The Curiosities by Maggie Stiefvater, Tessa Gratton, and Brenna Yovanoff: This was one of those books that made me want to jump up and write a whole bunch of short stories. I think it’s an extremely strong anthology, which comes partly from what it is–a collection of the stories from The Merry Sisters of Fate. The three authors work well together, since they have similar obsessions, if not similar styles. And they are so very good at what they do. In fact, the collection as a whole is so strong that I’m having trouble picking out favorite stories. This does not happen to me with anthologies. My only quibble is that I frequently found the annotations distracting, especially on a first read. I’d like an e-book where the reader can turn the annotations on and off as desired.
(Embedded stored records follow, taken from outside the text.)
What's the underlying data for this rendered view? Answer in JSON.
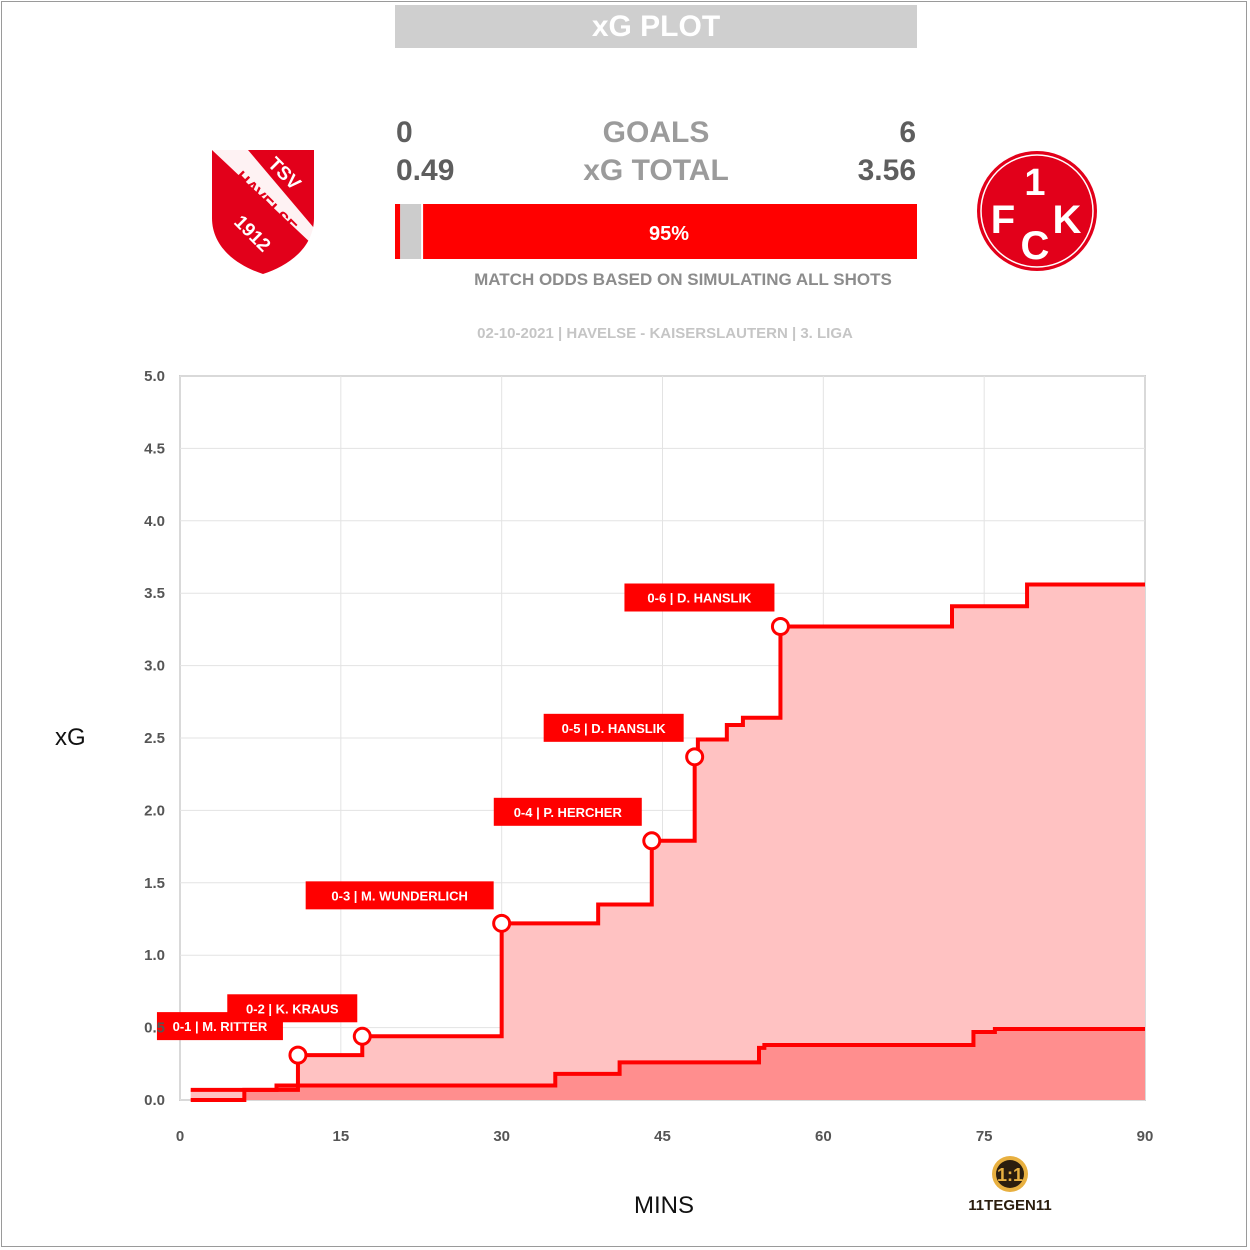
{
  "title": "xG PLOT",
  "home": {
    "goals": "0",
    "xg_total": "0.49",
    "badge_text": [
      "TSV",
      "HAVELSE",
      "1912"
    ]
  },
  "away": {
    "goals": "6",
    "xg_total": "3.56",
    "badge_text": "1FCK"
  },
  "labels": {
    "goals": "GOALS",
    "xg_total": "xG TOTAL"
  },
  "odds": {
    "draw": 0.04,
    "away": 0.95,
    "home": 0.01,
    "away_label": "95%",
    "caption": "MATCH ODDS BASED ON SIMULATING ALL SHOTS"
  },
  "match_info": "02-10-2021 | HAVELSE - KAISERSLAUTERN | 3. LIGA",
  "brand": "11TEGEN11",
  "colors": {
    "red": "#ff0000",
    "fill_away": "#ffc2c2",
    "fill_home": "#ff8e8e",
    "odds_draw": "#cccccc",
    "grid": "#e3e3e3",
    "title_bg": "#cfcfcf"
  },
  "chart_data": {
    "type": "line",
    "xlabel": "MINS",
    "ylabel": "xG",
    "xlim": [
      0,
      90
    ],
    "ylim": [
      0,
      5
    ],
    "x_ticks": [
      "0",
      "15",
      "30",
      "45",
      "60",
      "75",
      "90"
    ],
    "y_ticks": [
      "0.0",
      "0.5",
      "1.0",
      "1.5",
      "2.0",
      "2.5",
      "3.0",
      "3.5",
      "4.0",
      "4.5",
      "5.0"
    ],
    "grid": true,
    "series": [
      {
        "team": "Kaiserslautern",
        "steps": [
          [
            1,
            0.07
          ],
          [
            11,
            0.31
          ],
          [
            17,
            0.44
          ],
          [
            30,
            1.22
          ],
          [
            39,
            1.35
          ],
          [
            44,
            1.79
          ],
          [
            48,
            2.37
          ],
          [
            48.3,
            2.49
          ],
          [
            51,
            2.59
          ],
          [
            52.5,
            2.64
          ],
          [
            56,
            3.27
          ],
          [
            72,
            3.41
          ],
          [
            79,
            3.56
          ],
          [
            90,
            3.56
          ]
        ]
      },
      {
        "team": "Havelse",
        "steps": [
          [
            1,
            0.0
          ],
          [
            6,
            0.07
          ],
          [
            9,
            0.1
          ],
          [
            35,
            0.18
          ],
          [
            41,
            0.26
          ],
          [
            54,
            0.36
          ],
          [
            54.5,
            0.38
          ],
          [
            74,
            0.47
          ],
          [
            76,
            0.49
          ],
          [
            90,
            0.49
          ]
        ]
      }
    ],
    "annotations": [
      {
        "x": 11,
        "y": 0.31,
        "label": "0-1 | M. RITTER"
      },
      {
        "x": 17,
        "y": 0.44,
        "label": "0-2 | K. KRAUS"
      },
      {
        "x": 30,
        "y": 1.22,
        "label": "0-3 | M. WUNDERLICH"
      },
      {
        "x": 44,
        "y": 1.79,
        "label": "0-4 | P. HERCHER"
      },
      {
        "x": 48,
        "y": 2.37,
        "label": "0-5 | D. HANSLIK"
      },
      {
        "x": 56,
        "y": 3.27,
        "label": "0-6 | D. HANSLIK"
      }
    ]
  }
}
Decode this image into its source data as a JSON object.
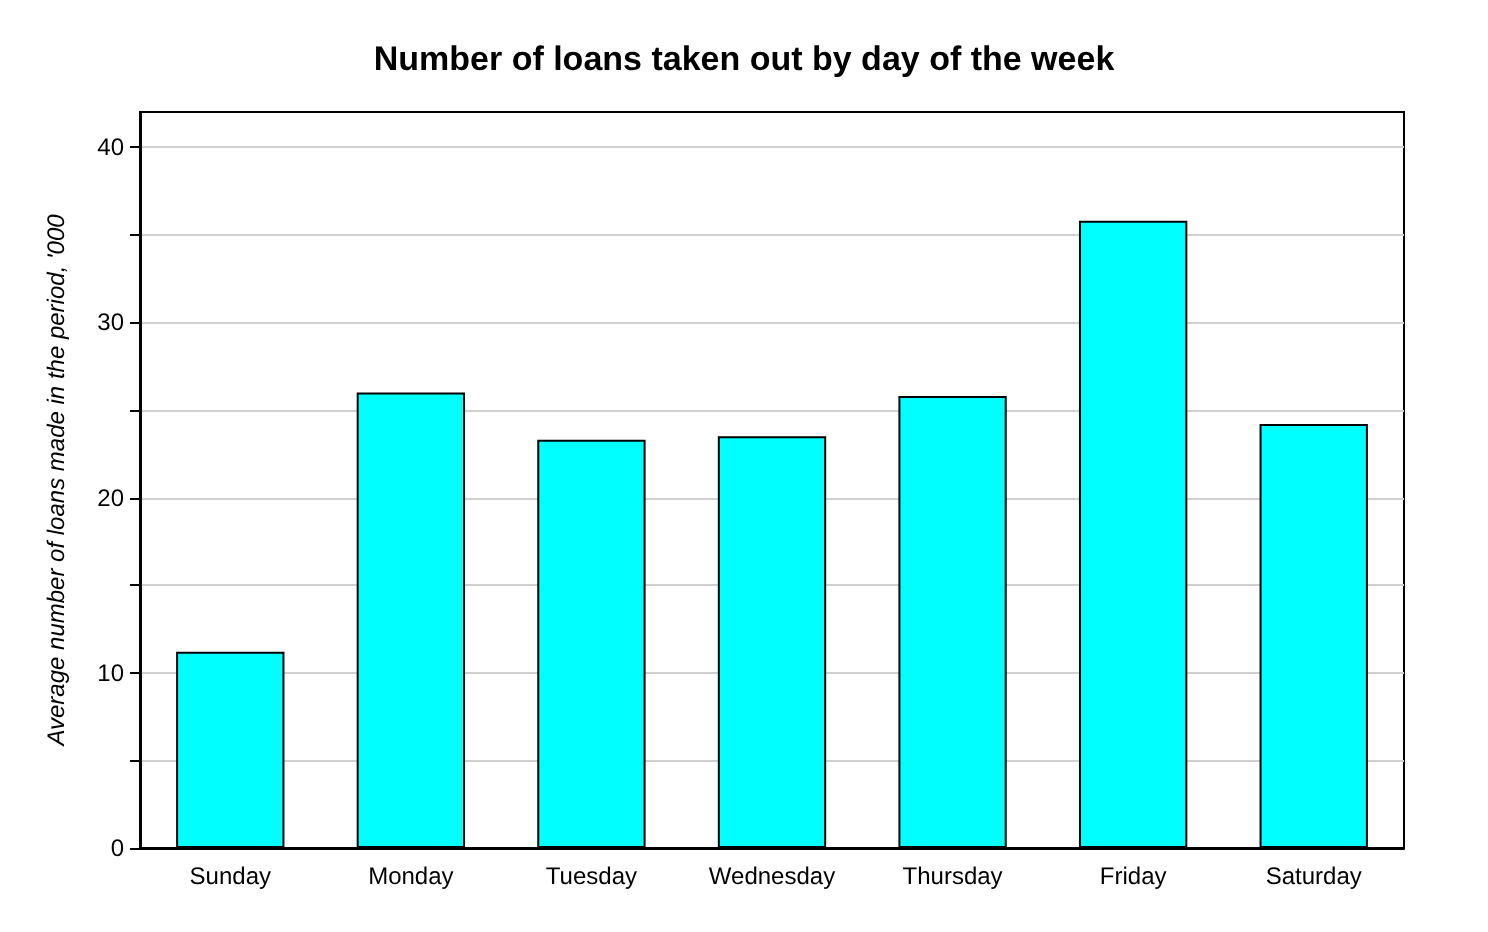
{
  "chart_data": {
    "type": "bar",
    "title": "Number of loans taken out by day of the week",
    "ylabel": "Average number of loans made in the period, '000",
    "categories": [
      "Sunday",
      "Monday",
      "Tuesday",
      "Wednesday",
      "Thursday",
      "Friday",
      "Saturday"
    ],
    "values": [
      11.2,
      26.0,
      23.3,
      23.5,
      25.8,
      35.8,
      24.2
    ],
    "color": "#00ffff",
    "ylim": [
      0,
      42
    ],
    "yticks": [
      0,
      {
        "value": 5,
        "label": null
      },
      10,
      {
        "value": 15,
        "label": null
      },
      20,
      {
        "value": 25,
        "label": null
      },
      30,
      {
        "value": 35,
        "label": null
      },
      40
    ],
    "grid": "y"
  }
}
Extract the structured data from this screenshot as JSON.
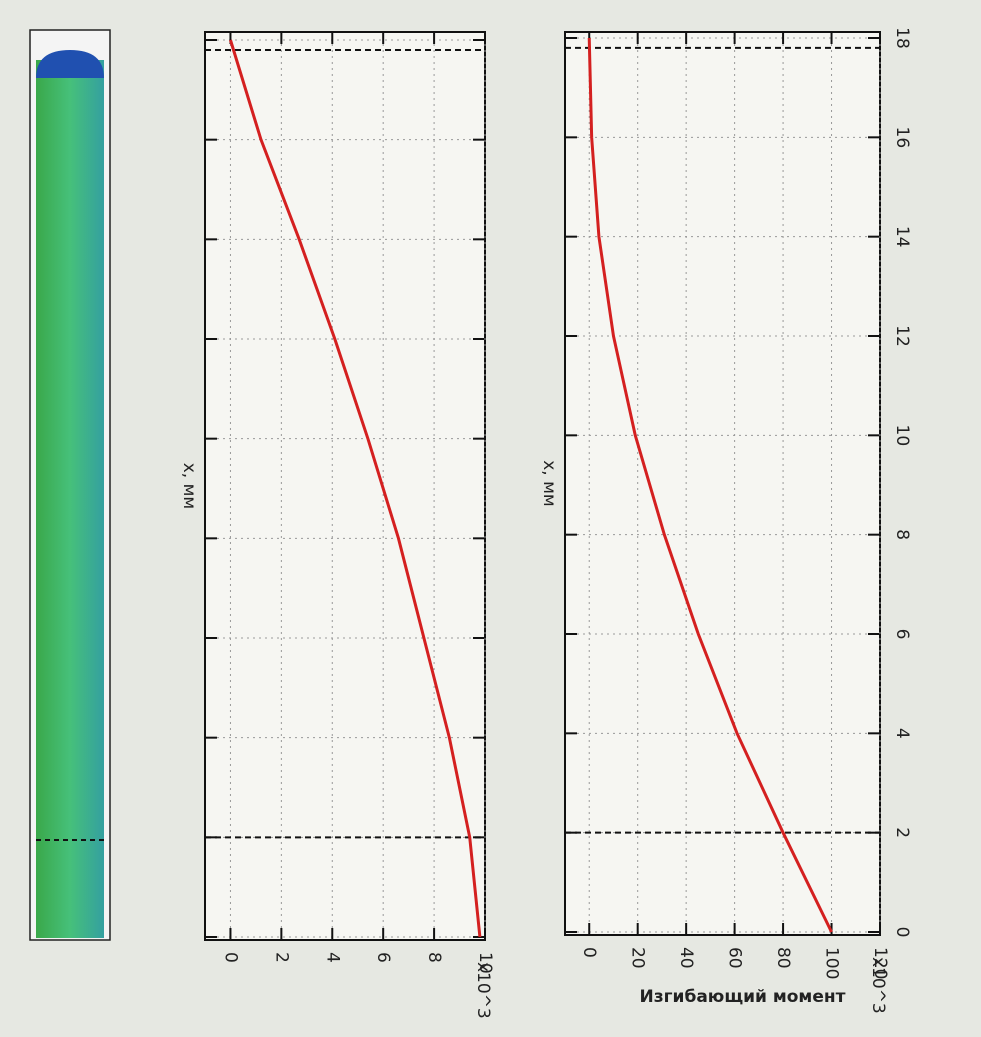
{
  "chart_data": [
    {
      "type": "line",
      "ylabel": "Изгибающий момент",
      "xlabel": "x, мм",
      "y_multiplier": "x10^3",
      "x": [
        0,
        2,
        4,
        6,
        8,
        10,
        12,
        14,
        16,
        18
      ],
      "series": [
        {
          "color": "#d42020",
          "values": [
            100,
            80,
            61,
            45,
            31,
            19,
            10,
            4,
            1,
            0
          ]
        }
      ],
      "xlim": [
        0,
        18
      ],
      "xticks": [
        0,
        2,
        4,
        6,
        8,
        10,
        12,
        14,
        16,
        18
      ],
      "ylim": [
        -10,
        120
      ],
      "yticks": [
        0,
        20,
        40,
        60,
        80,
        100,
        120
      ],
      "dashed_lines": [
        2,
        17.8
      ],
      "grid": true
    },
    {
      "type": "line",
      "xlabel": "x, мм",
      "y_multiplier": "x10^3",
      "x": [
        0,
        2,
        4,
        6,
        8,
        10,
        12,
        14,
        16,
        18
      ],
      "series": [
        {
          "color": "#d42020",
          "values": [
            9.8,
            9.4,
            8.6,
            7.6,
            6.6,
            5.4,
            4.1,
            2.7,
            1.2,
            0
          ]
        }
      ],
      "xlim": [
        0,
        18
      ],
      "xticks": [
        0,
        2,
        4,
        6,
        8,
        10,
        12,
        14,
        16,
        18
      ],
      "ylim": [
        -1,
        10
      ],
      "yticks": [
        0,
        2,
        4,
        6,
        8,
        10
      ],
      "dashed_lines": [
        2,
        17.8
      ],
      "grid": true
    }
  ]
}
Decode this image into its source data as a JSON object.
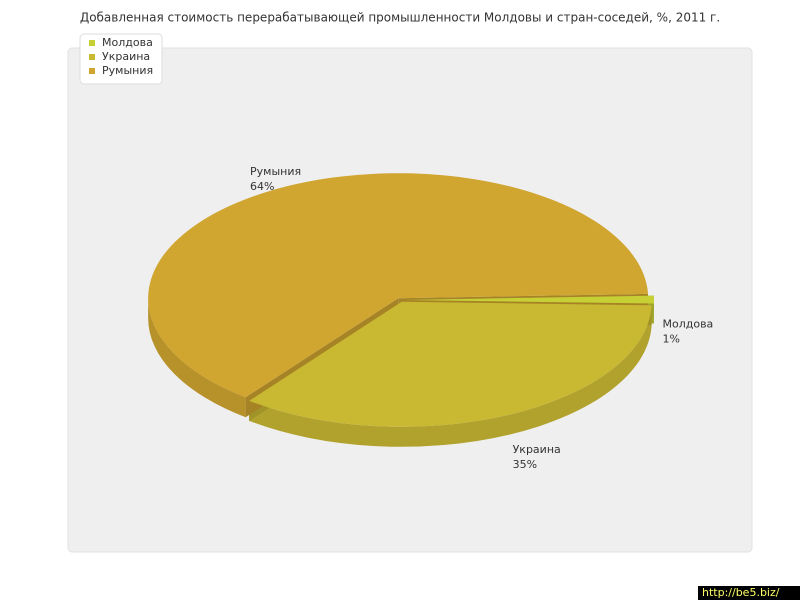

Alamut by Judith Tarr: I finished this one last night. I really liked it–Tarr is one of those writers who makes prose seem effortless. And who knew that Crusading knights and fey creatures could play so well together? In fact, this is a lovely bit of historical fantasy, and I do love historical fantasy, especially with a dash of mystery and a lot of strong writing. There’s also a strong romantic plot which I found odd, but also enjoyable in a hard-to-define way. I’ve heard really good things about her Lord of the Two Lands, so I have put a hold on that.